Nach all diesen nakten Zahlen Versuch einer Analyse. Der Trumpf der Reformpartei war natürlich die erfolgreiche Einführung des Euro. Alleine schon die Tatsache, dass die anderen baltischen Republiken voraussichtlich 2014-2015 soweit sein werden, schmeichelte dem estnischen Selbstvewusstsein, so dass vergessen wurde, welche Opfer dazu in Zeiten der Krise notwendig wurden. Doch war die Zentrumspartei in den Umfragen führend, deswegen wurde die alte Keule der Angst vor Russland geschwungen. Im Dezember meldete die KaPo, dass Edgar Savisaar sich mit Vladimir Yakunin, dem Minister für den russischen Eisenbahnverkehr getroffen habe und ihn um Parteispende für den Wahlkampf bat. Die Wahlkampfspende sollte als Spende für die Errichtung einer orthodoxen Kirche getarnt werden. Die Beweise für diese Behauptung liegen immer noch nicht vor, aber der politische Schaden war immens. Präsident Ilves erklärte, dass er keine Regierung vereidigen werde, der Savisaar angehört. Die Sozialdemokraten verliessen die Regierungskoalition im Stadtrat von Tallinn. Die Reformpartei hat erklärt, dass sie niemals mit den Zentristen koalieren wird, solange Savisaar die Partei führt. Savisaar nahm nichts zurück, sondern traf Yakunin bei der Einweihung der Kirche in Lasnamäe. Dies alles brachte ihm die Unterstützung der russischen Wähler und die meisten Stimmen in seinem Wahlbezirk, doch darf man nicht vergessen, dass bei den Parlamentswahlen nur estnische Staatsbürger wählen dürfen, also alle Staatenlosen und russischen Staatsbürger gar nicht für Savisaar stimmen können. Trotz der Verluste bei den Wahlen zeigt Savisaar, dass er das Zugpferd der Zentrumspartei ist und ihn niemand so schnell ersetzen dürfte, höchstens aus Altersgründen könnte er sich bei den nächsten Wahlen zurückziehen.
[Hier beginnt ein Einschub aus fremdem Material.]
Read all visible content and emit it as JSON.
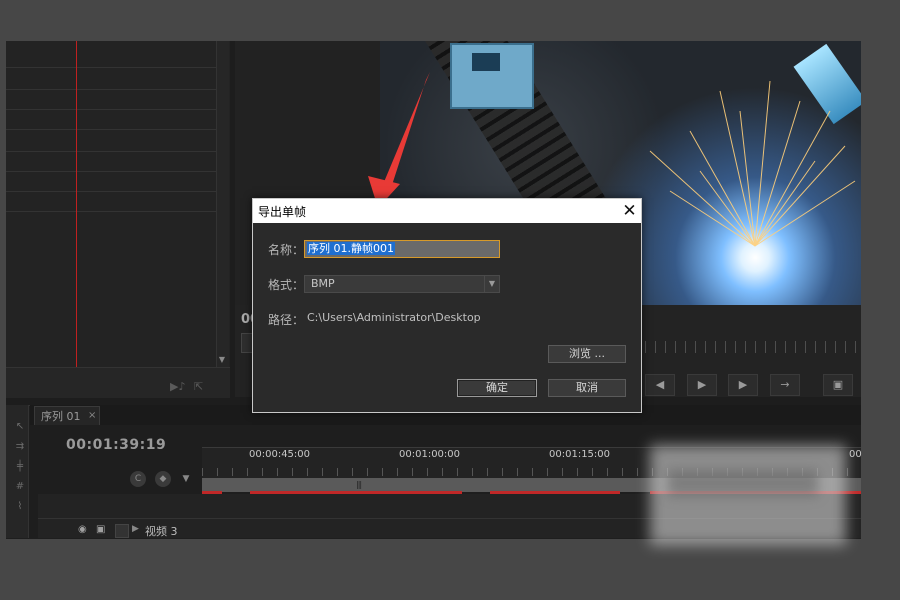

Das bemerkenswerte Abschneiden von Sozialdemokraten ist auf die Wahl des neuen Vorsitzenden Sven Miksers zurückzuführen, der damit die Partei wieder populär machte. Es ist noch nicht ganz klar, welche Richtung die Sozialdemokratie in Estland nach der Wahl nehmen wird, bis jetzt war ausser dem Namen in der Politik der Partei wenig Sozialdemokratie zu erkennen gewesen, zumindest in dem westeuropäischen Verständnis dieses Wortes.
Gerüchten zufolge wird das Regierungskabinett umgebildet. Es ist nicht klar, ob der Vorsitzende der IRL Mart Laar der Regierung angehören wird, er könnte Aussenminister werden. Ebenso sagt die Gerüchteküche, dass der ehemalige Rektor Jaak Aaviksoo, der bisherige Minister für Verteidigung, Bildungsminister werden könnte, Marko Mihkelson könnte Minister für Verteidigung werden.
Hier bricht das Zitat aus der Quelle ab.